SUBMIT for 3.14: a (question answer only), f(no plots), g, h, i, j, (Do not submit anything for parts b-e)
SUBMIT for 3.14: k & l (give the coordinates of the point, leverage, Cook's dist, and show a plot of Y vs X1 with the point highlighted)
SUBMIT an appendix of code for all parts (at the end)
Please keep you answers to 2 pages plus whatever you need for the code appendix.
(HW#3) Logistic regression and LDA (Due 02/21) Filename: 3880hw-4-1.pdf
Exam1 rewrites
(HW#4) Naive Bayes 1 (Due 03/21) Filename: 3880hw-4-2.pdf
(HW#5) Chapter 5: 5+, 6* (Due 03/28) Filename: 3880hw-5-1.pdf
+* See the modifications here
NOTE: boot.ci() can throw an error related to the BCa version. If this causes problems when knitting an .Rmd file, you can use the argument type=c("norm","basic","perc"), or any subset, for the Normal, Basic, and Percentile versions avoiding the BCa version.
Chapter 8: X, 8+ (Due 04/14 - Monday) Filename: 3880hw-8-1.pdf
(X) Give a brief explanation (in your own words) of the cost complexity pruning referred to in step 2 of algorithm 8.1 in the text. Recall that we have visualized results for sequences of trees as a function of T (R calls this "size") rather than of alpha (R calls this "k").

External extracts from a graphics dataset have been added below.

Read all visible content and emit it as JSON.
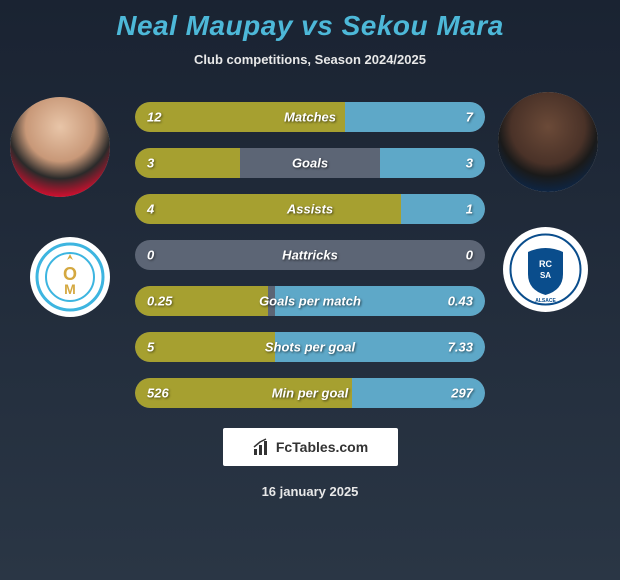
{
  "header": {
    "title": "Neal Maupay vs Sekou Mara",
    "subtitle": "Club competitions, Season 2024/2025"
  },
  "players": {
    "left": {
      "name": "Neal Maupay",
      "club": "Marseille"
    },
    "right": {
      "name": "Sekou Mara",
      "club": "Strasbourg"
    }
  },
  "colors": {
    "bar_left": "#a6a030",
    "bar_right": "#5ea8c8",
    "bar_bg": "#5c6575",
    "accent": "#4db8d8"
  },
  "stats": [
    {
      "label": "Matches",
      "left_val": "12",
      "right_val": "7",
      "left_pct": 60,
      "right_pct": 40
    },
    {
      "label": "Goals",
      "left_val": "3",
      "right_val": "3",
      "left_pct": 30,
      "right_pct": 30
    },
    {
      "label": "Assists",
      "left_val": "4",
      "right_val": "1",
      "left_pct": 76,
      "right_pct": 24
    },
    {
      "label": "Hattricks",
      "left_val": "0",
      "right_val": "0",
      "left_pct": 0,
      "right_pct": 0
    },
    {
      "label": "Goals per match",
      "left_val": "0.25",
      "right_val": "0.43",
      "left_pct": 38,
      "right_pct": 60
    },
    {
      "label": "Shots per goal",
      "left_val": "5",
      "right_val": "7.33",
      "left_pct": 40,
      "right_pct": 60
    },
    {
      "label": "Min per goal",
      "left_val": "526",
      "right_val": "297",
      "left_pct": 62,
      "right_pct": 38
    }
  ],
  "footer": {
    "site": "FcTables.com",
    "date": "16 january 2025"
  }
}
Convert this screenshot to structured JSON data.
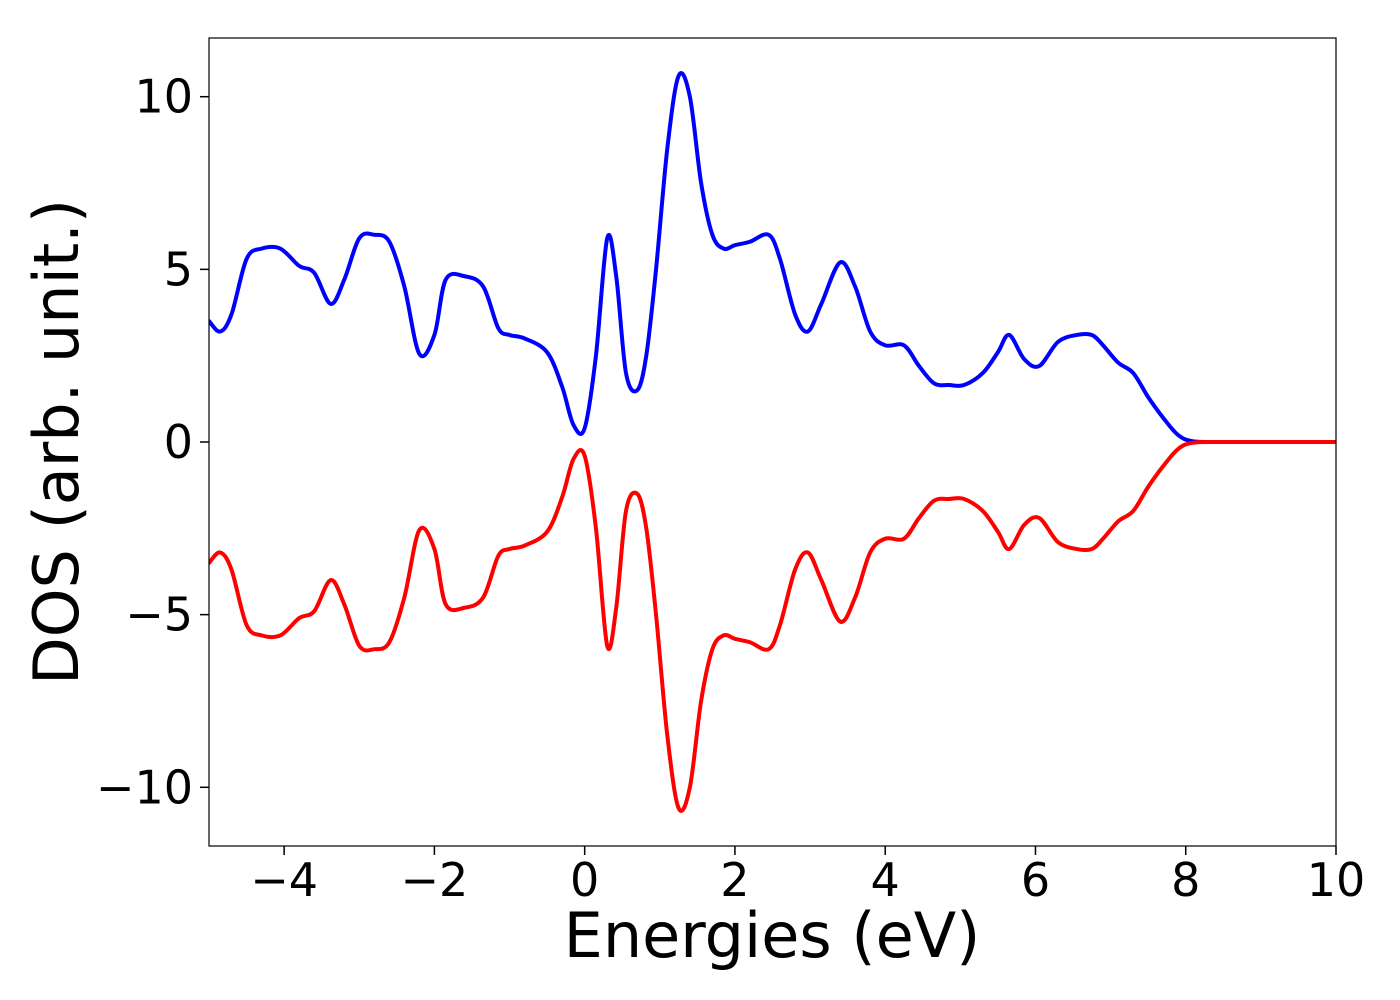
{
  "chart_data": {
    "type": "line",
    "title": "",
    "xlabel": "Energies (eV)",
    "ylabel": "DOS (arb. unit.)",
    "xlim": [
      -5,
      10
    ],
    "ylim": [
      -11.7,
      11.7
    ],
    "grid": false,
    "legend": "none",
    "x_ticks": [
      -4,
      -2,
      0,
      2,
      4,
      6,
      8,
      10
    ],
    "x_tick_labels": [
      "−4",
      "−2",
      "0",
      "2",
      "4",
      "6",
      "8",
      "10"
    ],
    "y_ticks": [
      10,
      5,
      0,
      -5,
      -10
    ],
    "y_tick_labels": [
      "10",
      "5",
      "0",
      "−5",
      "−10"
    ],
    "series": [
      {
        "color": "#0000ff",
        "x": [
          -5.0,
          -4.85,
          -4.7,
          -4.5,
          -4.3,
          -4.05,
          -3.8,
          -3.6,
          -3.38,
          -3.2,
          -3.0,
          -2.8,
          -2.6,
          -2.4,
          -2.2,
          -2.0,
          -1.85,
          -1.6,
          -1.35,
          -1.15,
          -1.0,
          -0.8,
          -0.5,
          -0.3,
          -0.15,
          0.0,
          0.15,
          0.3,
          0.42,
          0.55,
          0.7,
          0.82,
          0.95,
          1.1,
          1.25,
          1.4,
          1.55,
          1.7,
          1.85,
          2.0,
          2.2,
          2.45,
          2.6,
          2.8,
          2.97,
          3.15,
          3.4,
          3.6,
          3.8,
          4.0,
          4.25,
          4.45,
          4.65,
          4.85,
          5.05,
          5.3,
          5.5,
          5.65,
          5.85,
          6.05,
          6.3,
          6.55,
          6.75,
          6.9,
          7.1,
          7.3,
          7.5,
          7.7,
          7.9,
          8.1,
          8.5,
          9.0,
          10.0
        ],
        "y": [
          3.5,
          3.2,
          3.7,
          5.3,
          5.6,
          5.6,
          5.1,
          4.9,
          4.0,
          4.7,
          5.9,
          6.0,
          5.8,
          4.5,
          2.55,
          3.1,
          4.7,
          4.8,
          4.5,
          3.3,
          3.1,
          3.0,
          2.6,
          1.6,
          0.5,
          0.4,
          2.5,
          5.9,
          4.8,
          2.0,
          1.5,
          2.5,
          5.0,
          8.5,
          10.6,
          10.0,
          7.5,
          6.0,
          5.6,
          5.7,
          5.8,
          6.0,
          5.3,
          3.7,
          3.2,
          4.0,
          5.2,
          4.5,
          3.2,
          2.8,
          2.8,
          2.2,
          1.7,
          1.65,
          1.65,
          2.0,
          2.6,
          3.1,
          2.4,
          2.2,
          2.9,
          3.1,
          3.1,
          2.8,
          2.3,
          2.0,
          1.3,
          0.7,
          0.2,
          0.02,
          0.0,
          0.0,
          0.0
        ]
      },
      {
        "color": "#ff0000",
        "x": [
          -5.0,
          -4.85,
          -4.7,
          -4.5,
          -4.3,
          -4.05,
          -3.8,
          -3.6,
          -3.38,
          -3.2,
          -3.0,
          -2.8,
          -2.6,
          -2.4,
          -2.2,
          -2.0,
          -1.85,
          -1.6,
          -1.35,
          -1.15,
          -1.0,
          -0.8,
          -0.5,
          -0.3,
          -0.15,
          0.0,
          0.15,
          0.3,
          0.42,
          0.55,
          0.7,
          0.82,
          0.95,
          1.1,
          1.25,
          1.4,
          1.55,
          1.7,
          1.85,
          2.0,
          2.2,
          2.45,
          2.6,
          2.8,
          2.97,
          3.15,
          3.4,
          3.6,
          3.8,
          4.0,
          4.25,
          4.45,
          4.65,
          4.85,
          5.05,
          5.3,
          5.5,
          5.65,
          5.85,
          6.05,
          6.3,
          6.55,
          6.75,
          6.9,
          7.1,
          7.3,
          7.5,
          7.7,
          7.9,
          8.1,
          8.5,
          9.0,
          10.0
        ],
        "y": [
          -3.5,
          -3.2,
          -3.7,
          -5.3,
          -5.6,
          -5.6,
          -5.1,
          -4.9,
          -4.0,
          -4.7,
          -5.9,
          -6.0,
          -5.8,
          -4.5,
          -2.55,
          -3.1,
          -4.7,
          -4.8,
          -4.5,
          -3.3,
          -3.1,
          -3.0,
          -2.6,
          -1.6,
          -0.5,
          -0.4,
          -2.5,
          -5.9,
          -4.8,
          -2.0,
          -1.5,
          -2.5,
          -5.0,
          -8.5,
          -10.6,
          -10.0,
          -7.5,
          -6.0,
          -5.6,
          -5.7,
          -5.8,
          -6.0,
          -5.3,
          -3.7,
          -3.2,
          -4.0,
          -5.2,
          -4.5,
          -3.2,
          -2.8,
          -2.8,
          -2.2,
          -1.7,
          -1.65,
          -1.65,
          -2.0,
          -2.6,
          -3.1,
          -2.4,
          -2.2,
          -2.9,
          -3.1,
          -3.1,
          -2.8,
          -2.3,
          -2.0,
          -1.3,
          -0.7,
          -0.2,
          -0.02,
          0.0,
          0.0,
          0.0
        ]
      }
    ]
  }
}
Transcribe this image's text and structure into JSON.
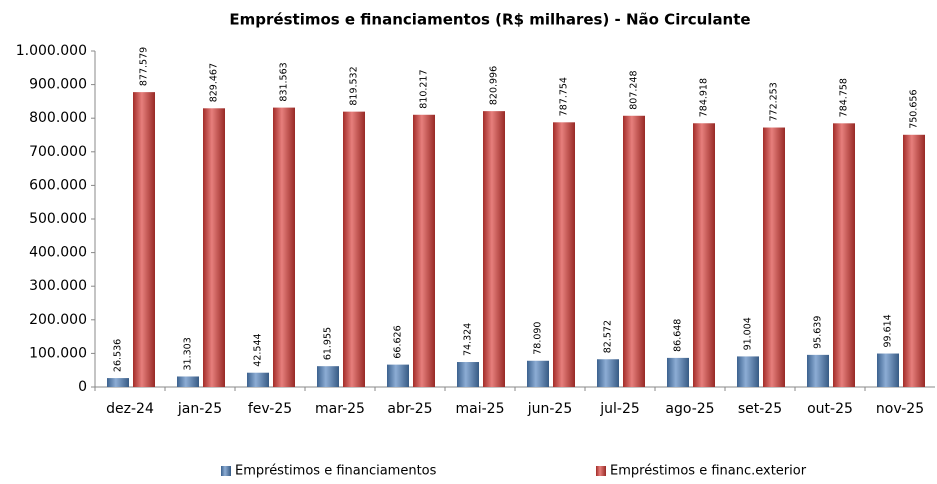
{
  "chart_data": {
    "type": "bar",
    "title": "Empréstimos e financiamentos (R$ milhares) - Não Circulante",
    "categories": [
      "dez-24",
      "jan-25",
      "fev-25",
      "mar-25",
      "abr-25",
      "mai-25",
      "jun-25",
      "jul-25",
      "ago-25",
      "set-25",
      "out-25",
      "nov-25"
    ],
    "series": [
      {
        "name": "Empréstimos e financiamentos",
        "color": "#4f81bd",
        "values": [
          26536,
          31303,
          42544,
          61955,
          66626,
          74324,
          78090,
          82572,
          86648,
          91004,
          95639,
          99614
        ],
        "value_labels": [
          "26.536",
          "31.303",
          "42.544",
          "61.955",
          "66.626",
          "74.324",
          "78.090",
          "82.572",
          "86.648",
          "91.004",
          "95.639",
          "99.614"
        ]
      },
      {
        "name": "Empréstimos e financ.exterior",
        "color": "#d83a35",
        "values": [
          877579,
          829467,
          831563,
          819532,
          810217,
          820996,
          787754,
          807248,
          784918,
          772253,
          784758,
          750656
        ],
        "value_labels": [
          "877.579",
          "829.467",
          "831.563",
          "819.532",
          "810.217",
          "820.996",
          "787.754",
          "807.248",
          "784.918",
          "772.253",
          "784.758",
          "750.656"
        ]
      }
    ],
    "ylim": [
      0,
      1000000
    ],
    "yticks": [
      0,
      {
        "value": 100000,
        "label": "100.000"
      },
      {
        "value": 200000,
        "label": "200.000"
      },
      {
        "value": 300000,
        "label": "300.000"
      },
      {
        "value": 400000,
        "label": "400.000"
      },
      {
        "value": 500000,
        "label": "500.000"
      },
      {
        "value": 600000,
        "label": "600.000"
      },
      {
        "value": 700000,
        "label": "700.000"
      },
      {
        "value": 800000,
        "label": "800.000"
      },
      {
        "value": 900000,
        "label": "900.000"
      },
      {
        "value": 1000000,
        "label": "1.000.000"
      }
    ],
    "grid": false,
    "legend": "bottom"
  }
}
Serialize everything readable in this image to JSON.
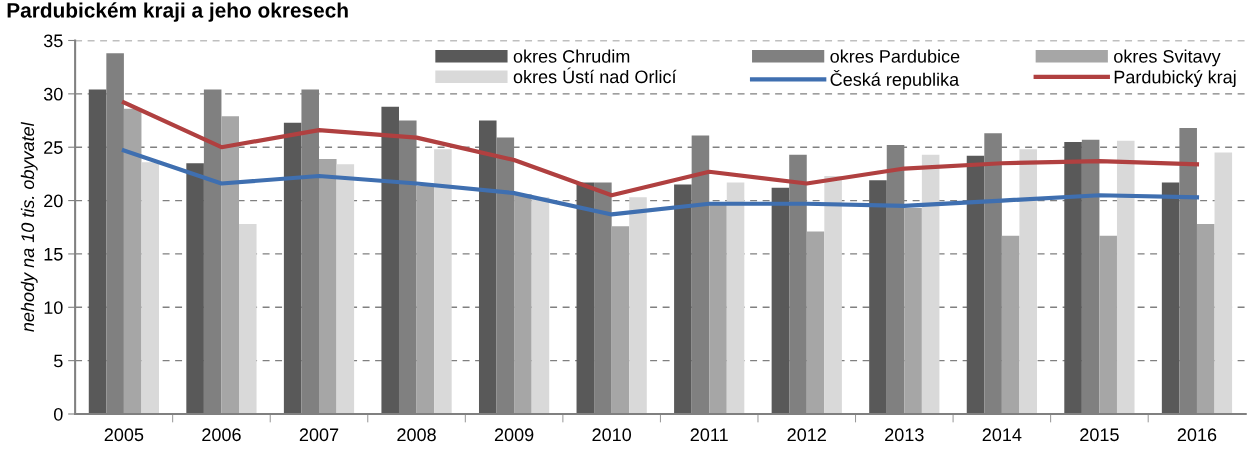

NOTE: Use a 50% split for your train/test set and set.seed(1) before calling sample().
NOTE: use set.seed(1) before each gbm() call
NOTE: if gbm fails to load, try resizing the console window (larger)
(f) Use boosting on the training set with a depth of 3 splits and the default shrinkage to find the test MSE.
(g) Repeat part (f) with a shrinkage of .01 and .02, reporting the test MSE in each case.
(h) Repeat part (g) using "stumps" and compare the test MSE to parts (f) & (g) Submit HWs at the tinurl until there is a fix for Brightspace.